Escovara e vestira a roupa menos batida. Isso de roupa era tolice, mas afinal fazia uma eternidade que não via o amigo, o irmão, unha com carne.

— Assim.

Tomara um automóvel. Chegara ao palácio, onde nunca havia posto os pés, atravessara o hall, hesitando. O gabinete do governador seria à direita ou à esquerda? Perguntas cochichadas a funcionários carrancudos.

O amigo, o irmão, havia sido reprovado em química vinte anos antes, enganchara-se no átomo. Agora dominava aquilo tudo, e o átomo era inútil.

Informado por um guarda, dr. Silveira transpusera uns metros de corredor sombrio, entrara na antecâmara, chegara-se ao reposteiro, afastara o contínuo velho, que se encolhera num vão de janela:

— Deve ser troço.

Bem. Dr. Silveira estava no gabinete, livre de incertezas e das informações daquelas caras antipáticas. Avançou dois passos, os braços estirados como para abraçar alguém, sem ver nada. Infelizmente escorregou no soalho muito lustroso e parou. Veio-lhe então a ideia de que escorregar era inconveniente. Não devia escorregar. Pisando no paralelepípedo, caminhava direito. Mas ali, na madeira envernizada, a segurança desaparecia. Cócegas nas solas dos pés, suor nas solas dos pés. Um escorrego — confissão de inferioridade.

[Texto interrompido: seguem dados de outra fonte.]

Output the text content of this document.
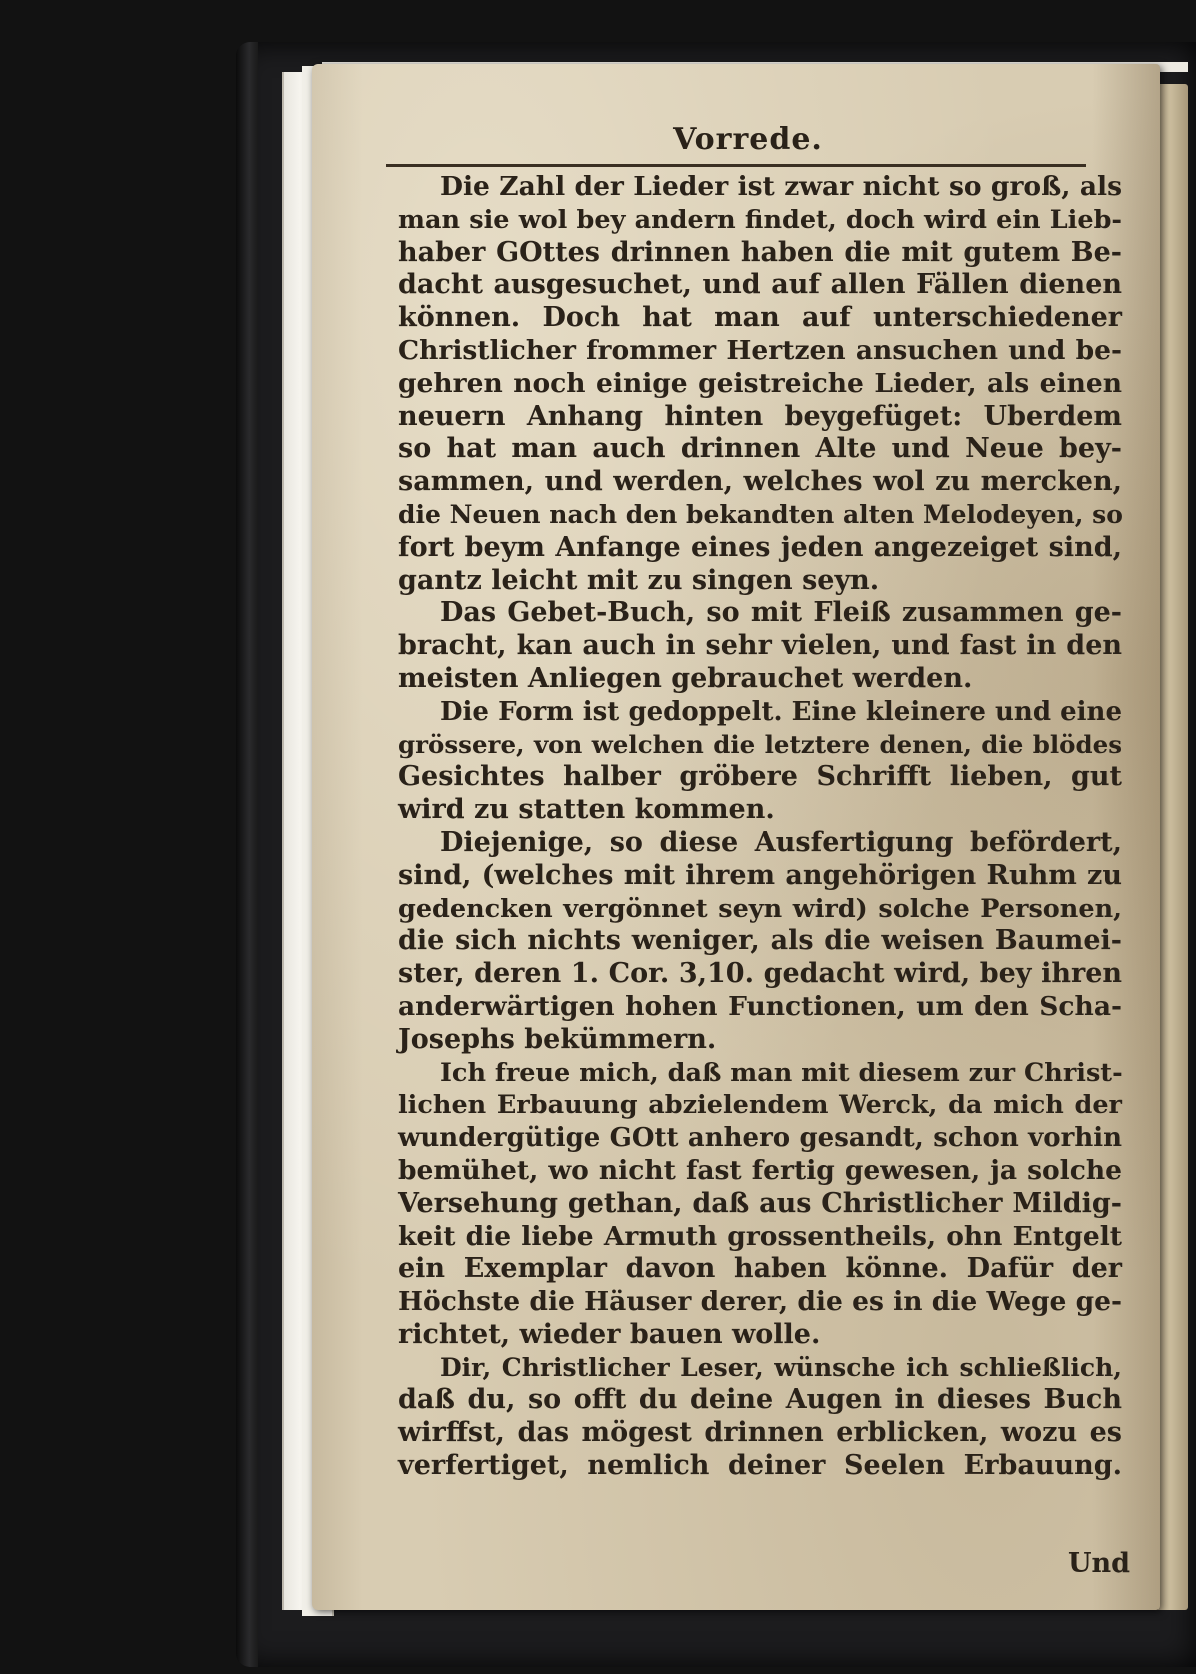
Vorrede.
Die Zahl der Lieder ist zwar nicht so groß, als
man sie wol bey andern findet, doch wird ein Lieb-
haber GOttes drinnen haben die mit gutem Be-
dacht ausgesuchet, und auf allen Fällen dienen
können. Doch hat man auf unterschiedener
Christlicher frommer Hertzen ansuchen und be-
gehren noch einige geistreiche Lieder, als einen
neuern Anhang hinten beygefüget: Uberdem
so hat man auch drinnen Alte und Neue bey-
sammen, und werden, welches wol zu mercken,
die Neuen nach den bekandten alten Melodeyen, so
fort beym Anfange eines jeden angezeiget sind,
gantz leicht mit zu singen seyn.
Das Gebet-Buch, so mit Fleiß zusammen ge-
bracht, kan auch in sehr vielen, und fast in den
meisten Anliegen gebrauchet werden.
Die Form ist gedoppelt. Eine kleinere und eine
grössere, von welchen die letztere denen, die blödes
Gesichtes halber gröbere Schrifft lieben, gut
wird zu statten kommen.
Diejenige, so diese Ausfertigung befördert,
sind, (welches mit ihrem angehörigen Ruhm zu
gedencken vergönnet seyn wird) solche Personen,
die sich nichts weniger, als die weisen Baumei-
ster, deren 1. Cor. 3,10. gedacht wird, bey ihren
anderwärtigen hohen Functionen, um den Scha-
Josephs bekümmern.
Ich freue mich, daß man mit diesem zur Christ-
lichen Erbauung abzielendem Werck, da mich der
wundergütige GOtt anhero gesandt, schon vorhin
bemühet, wo nicht fast fertig gewesen, ja solche
Versehung gethan, daß aus Christlicher Mildig-
keit die liebe Armuth grossentheils, ohn Entgelt
ein Exemplar davon haben könne. Dafür der
Höchste die Häuser derer, die es in die Wege ge-
richtet, wieder bauen wolle.
Dir, Christlicher Leser, wünsche ich schließlich,
daß du, so offt du deine Augen in dieses Buch
wirffst, das mögest drinnen erblicken, wozu es
verfertiget, nemlich deiner Seelen Erbauung.
Und
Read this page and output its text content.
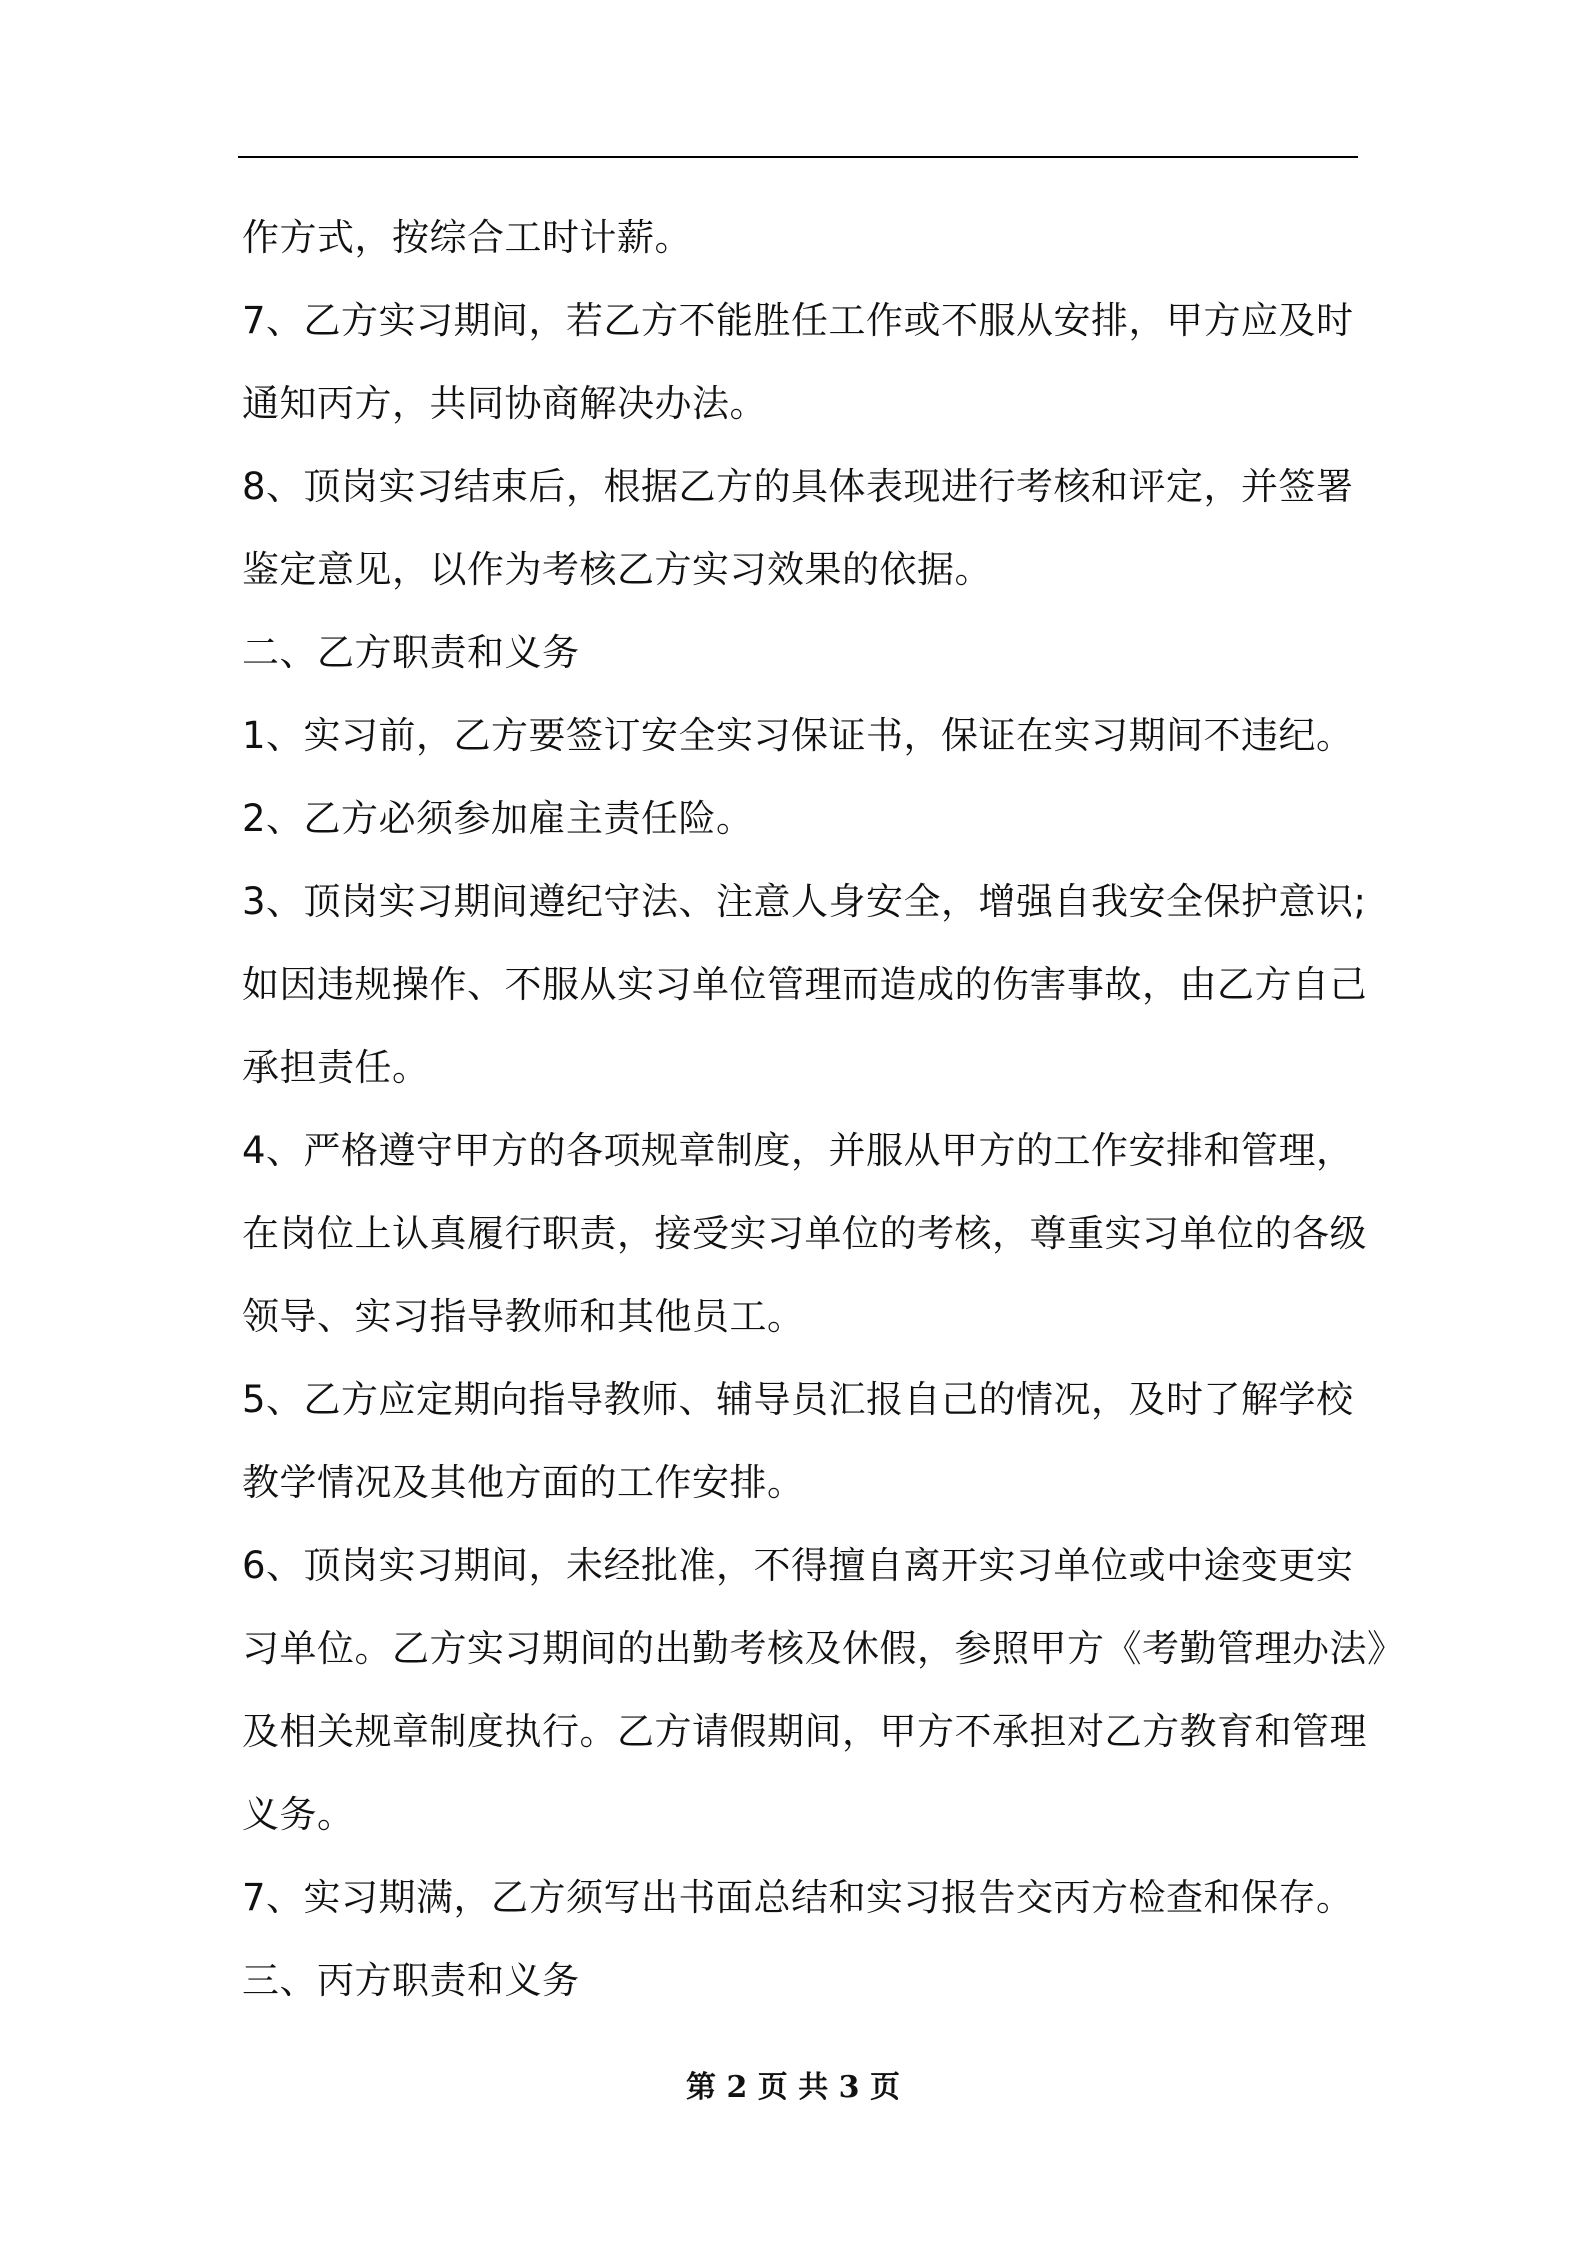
作方式，按综合工时计薪。
7、乙方实习期间，若乙方不能胜任工作或不服从安排，甲方应及时
通知丙方，共同协商解决办法。
8、顶岗实习结束后，根据乙方的具体表现进行考核和评定，并签署
鉴定意见，以作为考核乙方实习效果的依据。
二、乙方职责和义务
1、实习前，乙方要签订安全实习保证书，保证在实习期间不违纪。
2、乙方必须参加雇主责任险。
3、顶岗实习期间遵纪守法、注意人身安全，增强自我安全保护意识;
如因违规操作、不服从实习单位管理而造成的伤害事故，由乙方自己
承担责任。
4、严格遵守甲方的各项规章制度，并服从甲方的工作安排和管理，
在岗位上认真履行职责，接受实习单位的考核，尊重实习单位的各级
领导、实习指导教师和其他员工。
5、乙方应定期向指导教师、辅导员汇报自己的情况，及时了解学校
教学情况及其他方面的工作安排。
6、顶岗实习期间，未经批准，不得擅自离开实习单位或中途变更实
习单位。乙方实习期间的出勤考核及休假，参照甲方《考勤管理办法》
及相关规章制度执行。乙方请假期间，甲方不承担对乙方教育和管理
义务。
7、实习期满，乙方须写出书面总结和实习报告交丙方检查和保存。
三、丙方职责和义务
第 2 页 共 3 页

Aprumou-se, estendeu os olhos em redor, e foi aí que notou o lugar onde se achava. No salão, fechado, o que lhe provocou a atenção foi a mesa de tamanho absurdo, entre cadeiras de altura absurda. Teve a impressão extravagante de que a mesa era maior que o salão. Nunca havia entrado em gabinetes, mas acostumara-se a julgá-los pequenos. E o salão era enorme, cercado de vidros por um lado, de livros pelo outro. Aquilo tinha aparência de biblioteca pública.

De relance percebeu uma fileira de volumes taludos, bem encadernados, e entristeceu. Devia ser um dicionário monstruoso, uma enciclopédia, qualquer coisa assim, para contos de réis. Engano: era simplesmente uma coleção do Diário Oficial. Mas isto produzia efeito extraordinário, e dr. Silveira imaginou ali grande soma de ciência. Deu um passo tímido no soalho, temendo escorregar de novo. Nenhuma segurança. Os braços, que se arqueavam para um abraço, caíram desajeitados ao longo do corpo meio corcunda.